At COOP2006, Michael Buckland gave a very insightful keynote talk about the notion of "documents" and indexicality, regarding their retrieval capabilities. The discussion was around the fact that all documents are artifacts, but are all artifacts documents? He describes how documents pervade society: used in various contexts (educators, scientists, publicists, religion... lawyers and courts), people use documents as more than a just inert artifact. For instance, scientists use documents (articles, offprints) as the archive of achievement and for personal status; or educators use documents (textbooks, instructional materials) to teach, to empower and to diminish teachers. I also like this example: governments use documents to exercise social control: "to travel the passport is more powerful than I am; I could have send my passport here but then I won't be able to come over".
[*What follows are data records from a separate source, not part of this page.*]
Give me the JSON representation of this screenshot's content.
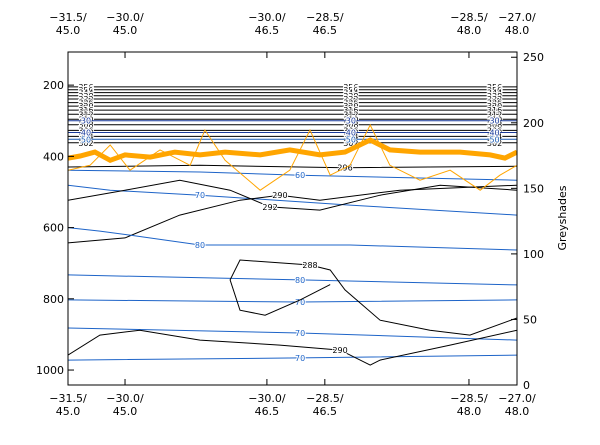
{
  "chart_data": {
    "type": "contour",
    "y2label": "Greyshades",
    "xlim": [
      0,
      100
    ],
    "xticks": [
      {
        "value": 0,
        "label": "−31.5/ 45.0"
      },
      {
        "value": 12.7,
        "label": "−30.0/ 45.0"
      },
      {
        "value": 44.3,
        "label": "−30.0/ 46.5"
      },
      {
        "value": 57.2,
        "label": "−28.5/ 46.5"
      },
      {
        "value": 89.3,
        "label": "−28.5/ 48.0"
      },
      {
        "value": 100,
        "label": "−27.0/ 48.0"
      }
    ],
    "ylim": [
      1042,
      107
    ],
    "yticks": [
      200,
      400,
      600,
      800,
      1000
    ],
    "y2lim": [
      0,
      254
    ],
    "y2ticks": [
      0,
      50,
      100,
      150,
      200,
      250
    ],
    "series": [
      {
        "name": "356",
        "color": "#000000",
        "x": [
          0,
          100
        ],
        "values": [
          205,
          205
        ]
      },
      {
        "name": "350",
        "color": "#000000",
        "x": [
          0,
          100
        ],
        "values": [
          213,
          213
        ]
      },
      {
        "name": "344",
        "color": "#000000",
        "x": [
          0,
          100
        ],
        "values": [
          221,
          221
        ]
      },
      {
        "name": "338",
        "color": "#000000",
        "x": [
          0,
          100
        ],
        "values": [
          230,
          230
        ]
      },
      {
        "name": "332",
        "color": "#000000",
        "x": [
          0,
          100
        ],
        "values": [
          239,
          239
        ]
      },
      {
        "name": "326",
        "color": "#000000",
        "x": [
          0,
          100
        ],
        "values": [
          249,
          249
        ]
      },
      {
        "name": "320",
        "color": "#000000",
        "x": [
          0,
          100
        ],
        "values": [
          259,
          259
        ]
      },
      {
        "name": "316",
        "color": "#000000",
        "x": [
          0,
          100
        ],
        "values": [
          270,
          270
        ]
      },
      {
        "name": "312",
        "color": "#000000",
        "x": [
          0,
          100
        ],
        "values": [
          282,
          282
        ]
      },
      {
        "name": "310",
        "color": "#000000",
        "x": [
          0,
          100
        ],
        "values": [
          296,
          296
        ]
      },
      {
        "name": "308",
        "color": "#000000",
        "x": [
          0,
          100
        ],
        "values": [
          311,
          311
        ]
      },
      {
        "name": "306",
        "color": "#000000",
        "x": [
          0,
          100
        ],
        "values": [
          327,
          327
        ]
      },
      {
        "name": "304",
        "color": "#000000",
        "x": [
          0,
          100
        ],
        "values": [
          344,
          344
        ]
      },
      {
        "name": "302",
        "color": "#000000",
        "x": [
          0,
          100
        ],
        "values": [
          362,
          362
        ]
      },
      {
        "name": "30",
        "color": "#1a3a9a",
        "x": [
          0,
          100
        ],
        "values": [
          300,
          300
        ]
      },
      {
        "name": "40",
        "color": "#1a3a9a",
        "x": [
          0,
          100
        ],
        "values": [
          333,
          333
        ]
      },
      {
        "name": "50",
        "color": "#1a5ab0",
        "x": [
          0,
          100
        ],
        "values": [
          352,
          352
        ]
      },
      {
        "name": "296",
        "color": "#000000",
        "x": [
          0,
          29.4,
          61.7,
          100
        ],
        "values": [
          430,
          425,
          432,
          428
        ]
      },
      {
        "name": "60",
        "color": "#1e64c8",
        "x": [
          0,
          29.4,
          51.7,
          100
        ],
        "values": [
          439,
          444,
          453,
          467
        ]
      },
      {
        "name": "70",
        "color": "#1e64c8",
        "x": [
          0,
          9.4,
          29.4,
          62.8,
          100
        ],
        "values": [
          481,
          495,
          509,
          537,
          565
        ]
      },
      {
        "name": "292",
        "color": "#000000",
        "x": [
          0,
          12.7,
          24.9,
          36.1,
          45,
          56.1,
          69.5,
          82.9,
          100
        ],
        "values": [
          523,
          495,
          467,
          495,
          542,
          551,
          509,
          481,
          495
        ]
      },
      {
        "name": "290",
        "color": "#000000",
        "x": [
          0,
          12.7,
          24.9,
          38.3,
          47.2,
          56.1,
          73.9,
          100
        ],
        "values": [
          643,
          629,
          565,
          523,
          509,
          523,
          495,
          481
        ]
      },
      {
        "name": "80",
        "color": "#1e64c8",
        "x": [
          0,
          7.1,
          13.8,
          29.4,
          62.8,
          100
        ],
        "values": [
          600,
          610,
          621,
          649,
          649,
          663
        ]
      },
      {
        "name": "80",
        "color": "#1e64c8",
        "x": [
          0,
          51.7,
          100
        ],
        "values": [
          733,
          747,
          761
        ]
      },
      {
        "name": "70",
        "color": "#1e64c8",
        "x": [
          0,
          51.7,
          100
        ],
        "values": [
          803,
          809,
          803
        ]
      },
      {
        "name": "70",
        "color": "#1e64c8",
        "x": [
          0,
          51.7,
          100
        ],
        "values": [
          882,
          896,
          916
        ]
      },
      {
        "name": "70",
        "color": "#1e64c8",
        "x": [
          0,
          51.7,
          100
        ],
        "values": [
          972,
          966,
          958
        ]
      },
      {
        "name": "288",
        "color": "#000000",
        "x": [
          100,
          89.5,
          80.6,
          69.5,
          61.7,
          58.4,
          53.9,
          38.3,
          36.1,
          38.3,
          43.9,
          51.7,
          58.4
        ],
        "values": [
          854,
          902,
          888,
          860,
          775,
          719,
          705,
          691,
          747,
          832,
          846,
          803,
          760
        ]
      },
      {
        "name": "290",
        "color": "#000000",
        "x": [
          0,
          7.1,
          16,
          29.4,
          47.2,
          60.6,
          67.3,
          69.5,
          85.1,
          100
        ],
        "values": [
          958,
          902,
          888,
          916,
          930,
          944,
          986,
          972,
          930,
          888
        ]
      },
      {
        "color": "#ffa500",
        "x": [
          0,
          4.9,
          9.4,
          13.8,
          20.5,
          27.2,
          30.5,
          35,
          42.8,
          49.4,
          53.9,
          58.4,
          62.8,
          67.3,
          71.7,
          78.4,
          85.1,
          91.8,
          96.2,
          100
        ],
        "values": [
          439,
          425,
          368,
          439,
          382,
          425,
          326,
          411,
          495,
          439,
          326,
          453,
          425,
          312,
          425,
          467,
          439,
          495,
          453,
          425
        ]
      },
      {
        "color": "#ffa500",
        "width": 5,
        "x": [
          0,
          2.7,
          6,
          9.4,
          12.7,
          18.3,
          23.8,
          29.4,
          35,
          42.8,
          49.4,
          56.1,
          61.7,
          67.3,
          71.7,
          78.4,
          87.3,
          94,
          97.3,
          100
        ],
        "values": [
          405,
          399,
          388,
          411,
          396,
          402,
          388,
          396,
          388,
          396,
          382,
          396,
          388,
          354,
          382,
          388,
          388,
          396,
          405,
          388
        ]
      }
    ]
  }
}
Then he highlighted the phenomenological, semiotic perspective of "documents" by referring to Suzanne Briet (1951): "[a document is] any concrete or symbolic indexical sign preserved or recorded towards the ends of representing, of reconstituting or of proving a physical or intellectual phenomenon". For example, an antelope becomes a document when somebody captures it and brought it at a museum and write an article/shoot a documentary about it, those are secondary documents. He additionally took the example of "a dead bird library": it is meant to be used by students and reseachers: dead birds are documents. It is more convenient and characteristics than a picture or a living bird. It's a document because it is a meaningful sign. You can never say that something could never be a document
There is hence a document - perceived and a document - expressed (code, language) (mode of expression: language, image, sound) (technology). The problem is when we're looking for documents: the indexing and searching problem; the problem is that each specialist express things differently: individuals from different communities need different help. In this context search engine are rather "machine a sélectionner" (selecting machines) than "search engine" so there should be different mapping: - between searcher's words and indexing systems terms - between author's words and indexing terminology - between search query and document metadata
To be efficiently selected, collections of documents need indexing, and here there are some interesting characteristics about that: - indexing is forward looking: indexing is done for a future purpose, so you're imagining the purpose of the group for which you wanted to be useful - indexing is backward looking: "about X" refers to the past discussion / dialog / description what is now named X. - indexing is inscribed in a point of time: time continues so all indexing is necessarily obsolescent. - mention (useing this word) is not meaning (having this sense) - and it's worse because language evolves differently not only in time but in different social groups: cow/sheep becomes beef/mouton in english when you move from the peasant world to the bourgeois world (from english to french).
This connects to Ludig Wittgenstein who showed the value of dialects and contexts: - language games: meaning is constituted through activity / language usage (different contexts) - language regions: language games differ in different language zones (different dialects) This is related to the fact that meaning is dynamic: language is disambiguated within contexts and specialized dialects.
Why do I blog this? even though this might seem very abstract and high-level at first glance, this kind of account is very important while working on collaborative applications because it shows how context and communities play an important role in the creation of a common body of knowledge (regarding information retrieval of course) and therefore to perform collaborative activities (like having a proper document collection in a community of practices or within a company for example). This of course connects to our Mutual Modeling project at the lab.